When you defend yourself, the Crown must give your disclosure to you! inJusticebusters maintain there can be no "full answer and defense" unless the accused has complete access to his/her file, including sharing that file with anyone. We ask: who has hurt Kathy? We answer: Michael hurt Kathy. Dueck hurt Kathy. The Crown has hurt Julie. Hiding her identity has done nothing to help her. And it has done nothing to help Michael and Michelle, either. In fact, because their names were published on the internet, they were able to finally get the facts about some important information in their own lives. This would not have been possible if we had not defied thepublication ban.
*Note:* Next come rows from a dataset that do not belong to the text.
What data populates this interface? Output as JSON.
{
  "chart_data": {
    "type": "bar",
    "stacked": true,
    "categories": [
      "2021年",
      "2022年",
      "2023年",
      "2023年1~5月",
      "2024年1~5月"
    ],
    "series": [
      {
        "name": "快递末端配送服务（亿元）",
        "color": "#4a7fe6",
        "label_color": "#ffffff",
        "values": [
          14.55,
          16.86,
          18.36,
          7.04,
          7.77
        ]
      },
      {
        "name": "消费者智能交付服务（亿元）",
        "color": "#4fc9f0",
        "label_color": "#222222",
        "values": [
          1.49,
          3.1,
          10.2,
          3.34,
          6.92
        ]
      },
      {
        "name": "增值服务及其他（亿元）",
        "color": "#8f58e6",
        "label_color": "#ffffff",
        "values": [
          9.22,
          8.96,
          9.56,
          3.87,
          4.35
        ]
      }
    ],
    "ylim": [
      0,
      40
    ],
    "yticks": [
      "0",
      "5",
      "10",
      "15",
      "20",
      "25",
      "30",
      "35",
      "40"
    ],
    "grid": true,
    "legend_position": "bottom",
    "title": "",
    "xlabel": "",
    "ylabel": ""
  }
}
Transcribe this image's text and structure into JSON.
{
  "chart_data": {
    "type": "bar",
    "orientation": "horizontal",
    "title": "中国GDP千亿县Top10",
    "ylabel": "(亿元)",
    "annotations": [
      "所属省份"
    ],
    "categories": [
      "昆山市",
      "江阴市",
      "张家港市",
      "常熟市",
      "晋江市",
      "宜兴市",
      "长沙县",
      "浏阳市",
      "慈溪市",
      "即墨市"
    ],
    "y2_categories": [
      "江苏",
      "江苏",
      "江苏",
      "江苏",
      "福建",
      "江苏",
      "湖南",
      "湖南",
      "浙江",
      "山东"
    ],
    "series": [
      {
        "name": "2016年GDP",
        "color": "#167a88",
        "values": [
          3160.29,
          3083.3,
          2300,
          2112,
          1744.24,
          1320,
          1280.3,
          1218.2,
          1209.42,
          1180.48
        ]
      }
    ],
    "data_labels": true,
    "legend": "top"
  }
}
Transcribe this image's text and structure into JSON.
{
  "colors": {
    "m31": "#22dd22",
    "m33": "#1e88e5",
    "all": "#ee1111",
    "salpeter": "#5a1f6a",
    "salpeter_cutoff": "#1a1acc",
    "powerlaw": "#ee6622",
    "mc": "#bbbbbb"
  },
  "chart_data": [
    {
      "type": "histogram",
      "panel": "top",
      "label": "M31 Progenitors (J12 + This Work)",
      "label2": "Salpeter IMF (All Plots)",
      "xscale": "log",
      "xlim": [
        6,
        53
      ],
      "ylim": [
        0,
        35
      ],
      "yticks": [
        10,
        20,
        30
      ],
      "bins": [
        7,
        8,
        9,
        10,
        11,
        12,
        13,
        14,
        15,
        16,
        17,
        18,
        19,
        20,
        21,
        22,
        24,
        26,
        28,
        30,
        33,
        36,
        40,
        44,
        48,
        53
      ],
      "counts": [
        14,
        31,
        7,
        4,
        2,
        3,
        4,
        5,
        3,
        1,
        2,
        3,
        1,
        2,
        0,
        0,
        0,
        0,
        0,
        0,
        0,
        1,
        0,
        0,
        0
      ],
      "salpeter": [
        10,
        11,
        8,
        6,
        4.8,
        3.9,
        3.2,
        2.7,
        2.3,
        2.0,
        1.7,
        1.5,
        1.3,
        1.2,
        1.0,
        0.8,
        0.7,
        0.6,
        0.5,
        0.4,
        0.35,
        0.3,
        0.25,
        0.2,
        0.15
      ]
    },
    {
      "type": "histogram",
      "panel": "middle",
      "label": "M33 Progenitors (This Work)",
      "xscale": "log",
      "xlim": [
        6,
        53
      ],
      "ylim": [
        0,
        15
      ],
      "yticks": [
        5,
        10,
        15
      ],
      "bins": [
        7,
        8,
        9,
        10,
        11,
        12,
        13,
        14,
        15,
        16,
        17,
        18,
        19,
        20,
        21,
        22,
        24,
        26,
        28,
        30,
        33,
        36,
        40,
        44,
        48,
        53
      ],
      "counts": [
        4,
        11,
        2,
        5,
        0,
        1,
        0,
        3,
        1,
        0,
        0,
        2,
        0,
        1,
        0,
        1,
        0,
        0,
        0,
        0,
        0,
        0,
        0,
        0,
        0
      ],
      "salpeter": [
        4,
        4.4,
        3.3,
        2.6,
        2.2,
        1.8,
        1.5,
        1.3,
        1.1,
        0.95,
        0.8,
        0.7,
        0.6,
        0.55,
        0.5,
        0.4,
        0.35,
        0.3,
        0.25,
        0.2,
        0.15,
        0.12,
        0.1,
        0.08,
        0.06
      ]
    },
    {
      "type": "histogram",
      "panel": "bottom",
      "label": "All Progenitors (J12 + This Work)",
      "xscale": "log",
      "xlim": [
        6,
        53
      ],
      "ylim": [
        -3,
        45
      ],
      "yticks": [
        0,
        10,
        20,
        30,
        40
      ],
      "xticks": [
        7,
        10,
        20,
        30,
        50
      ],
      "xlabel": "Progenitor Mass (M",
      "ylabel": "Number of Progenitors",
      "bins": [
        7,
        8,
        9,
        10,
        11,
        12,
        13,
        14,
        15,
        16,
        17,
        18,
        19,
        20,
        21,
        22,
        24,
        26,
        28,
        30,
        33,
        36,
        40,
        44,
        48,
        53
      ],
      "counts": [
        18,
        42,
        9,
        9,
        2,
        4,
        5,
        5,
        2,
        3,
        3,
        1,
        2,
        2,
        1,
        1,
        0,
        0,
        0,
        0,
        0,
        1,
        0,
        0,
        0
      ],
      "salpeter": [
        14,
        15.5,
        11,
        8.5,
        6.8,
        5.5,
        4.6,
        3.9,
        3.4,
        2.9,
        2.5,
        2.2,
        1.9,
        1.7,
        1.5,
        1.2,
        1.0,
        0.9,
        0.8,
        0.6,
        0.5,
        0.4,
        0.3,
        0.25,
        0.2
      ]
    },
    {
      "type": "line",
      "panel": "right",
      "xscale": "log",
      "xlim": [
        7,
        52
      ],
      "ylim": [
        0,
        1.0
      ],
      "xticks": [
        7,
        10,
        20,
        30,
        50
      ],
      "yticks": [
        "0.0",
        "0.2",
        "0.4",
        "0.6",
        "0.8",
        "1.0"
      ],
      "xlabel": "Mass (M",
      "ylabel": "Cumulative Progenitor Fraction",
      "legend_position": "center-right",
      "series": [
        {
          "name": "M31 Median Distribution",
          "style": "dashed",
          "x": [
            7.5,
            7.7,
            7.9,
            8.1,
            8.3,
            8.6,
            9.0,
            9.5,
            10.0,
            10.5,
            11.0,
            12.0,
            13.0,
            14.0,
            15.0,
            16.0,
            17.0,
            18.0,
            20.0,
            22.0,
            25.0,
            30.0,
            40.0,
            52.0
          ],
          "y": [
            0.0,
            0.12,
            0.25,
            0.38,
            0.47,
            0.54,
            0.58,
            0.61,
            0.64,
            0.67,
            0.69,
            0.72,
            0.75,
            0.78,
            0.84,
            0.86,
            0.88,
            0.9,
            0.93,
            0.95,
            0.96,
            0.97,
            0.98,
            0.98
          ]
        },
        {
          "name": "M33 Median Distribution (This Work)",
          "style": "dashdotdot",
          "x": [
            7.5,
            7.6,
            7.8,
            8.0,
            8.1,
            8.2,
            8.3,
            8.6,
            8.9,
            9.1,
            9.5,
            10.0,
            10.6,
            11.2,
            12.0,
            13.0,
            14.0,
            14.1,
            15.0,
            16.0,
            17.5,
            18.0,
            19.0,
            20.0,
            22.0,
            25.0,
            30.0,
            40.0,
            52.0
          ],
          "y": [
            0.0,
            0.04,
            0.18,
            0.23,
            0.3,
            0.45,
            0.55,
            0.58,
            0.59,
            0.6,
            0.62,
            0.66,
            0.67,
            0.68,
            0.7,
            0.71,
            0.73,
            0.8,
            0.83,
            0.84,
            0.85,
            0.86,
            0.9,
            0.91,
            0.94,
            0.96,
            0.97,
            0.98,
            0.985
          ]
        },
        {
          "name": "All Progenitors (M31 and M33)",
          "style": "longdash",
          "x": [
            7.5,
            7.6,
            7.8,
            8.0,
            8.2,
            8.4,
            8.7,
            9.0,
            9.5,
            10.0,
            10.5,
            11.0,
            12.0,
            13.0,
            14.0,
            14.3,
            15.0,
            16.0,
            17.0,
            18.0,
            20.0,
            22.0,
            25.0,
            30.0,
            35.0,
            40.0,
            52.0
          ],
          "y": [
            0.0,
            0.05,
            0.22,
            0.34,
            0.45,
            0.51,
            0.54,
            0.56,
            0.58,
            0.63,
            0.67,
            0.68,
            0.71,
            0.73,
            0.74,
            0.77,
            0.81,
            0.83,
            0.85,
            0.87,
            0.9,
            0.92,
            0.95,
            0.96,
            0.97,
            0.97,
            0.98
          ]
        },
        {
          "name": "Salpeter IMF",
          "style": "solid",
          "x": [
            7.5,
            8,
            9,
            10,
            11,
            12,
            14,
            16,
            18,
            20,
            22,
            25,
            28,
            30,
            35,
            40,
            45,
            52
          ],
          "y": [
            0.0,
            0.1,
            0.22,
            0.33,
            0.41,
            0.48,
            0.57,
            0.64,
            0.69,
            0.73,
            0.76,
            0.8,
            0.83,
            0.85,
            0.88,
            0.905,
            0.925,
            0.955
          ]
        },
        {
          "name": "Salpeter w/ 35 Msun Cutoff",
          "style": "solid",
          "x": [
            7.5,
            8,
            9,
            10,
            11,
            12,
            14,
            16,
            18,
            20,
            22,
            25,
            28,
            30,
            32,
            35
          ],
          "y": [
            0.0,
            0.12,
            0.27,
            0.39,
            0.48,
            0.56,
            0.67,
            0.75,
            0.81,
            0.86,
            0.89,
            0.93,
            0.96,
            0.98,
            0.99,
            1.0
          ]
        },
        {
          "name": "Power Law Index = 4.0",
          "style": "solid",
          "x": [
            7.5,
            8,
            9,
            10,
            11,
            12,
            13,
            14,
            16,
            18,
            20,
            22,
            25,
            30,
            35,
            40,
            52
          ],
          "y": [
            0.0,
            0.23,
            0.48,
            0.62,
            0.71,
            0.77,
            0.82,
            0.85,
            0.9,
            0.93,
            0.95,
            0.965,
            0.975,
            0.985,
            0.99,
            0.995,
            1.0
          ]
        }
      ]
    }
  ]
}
In late 1998, we learned that Michael was at the Saskatchewan Correctional and arranged for Ed Holgate to obtain from him an affidavit.
Early in 1999, Michelle Ross contacted inJusticebusters. She had read the material on the website and she wanted to know more. As it turns out, she was just as agregiously treated as Kathy.
Gradually, the victims in this case are discovering the full truth of what hapened, and they are doing it by going over the transcripts, documents and tapes which the Sask. Appeal Court states they should never see.
Update, Feb. 5, 2001: Today, Kathy Ross came forward on the national CBC news show Canada Now and told Jo Lynn Sheane that not only had she told lies about the Klassen and Kvello families but that Saskatchewan Social Services had actively intervened to prevent the Fifth Estate from contacting her. How can we say this? First, it was her foster mother Joy, in Vernon B.C. who lied to the Fifth Estate's investigators, saying that Kathy did not want to talk about it. Second, Joy takes her orders from Diane Ens who tells Social Services to issue checks to Joy for fostering Kathy. We also know that Joy actively tried to keep Kathy from knowing the name of our website, from contacting Michael and Michelle and her parents and from seeing the Fifth Estate show, "Scandal of the Century."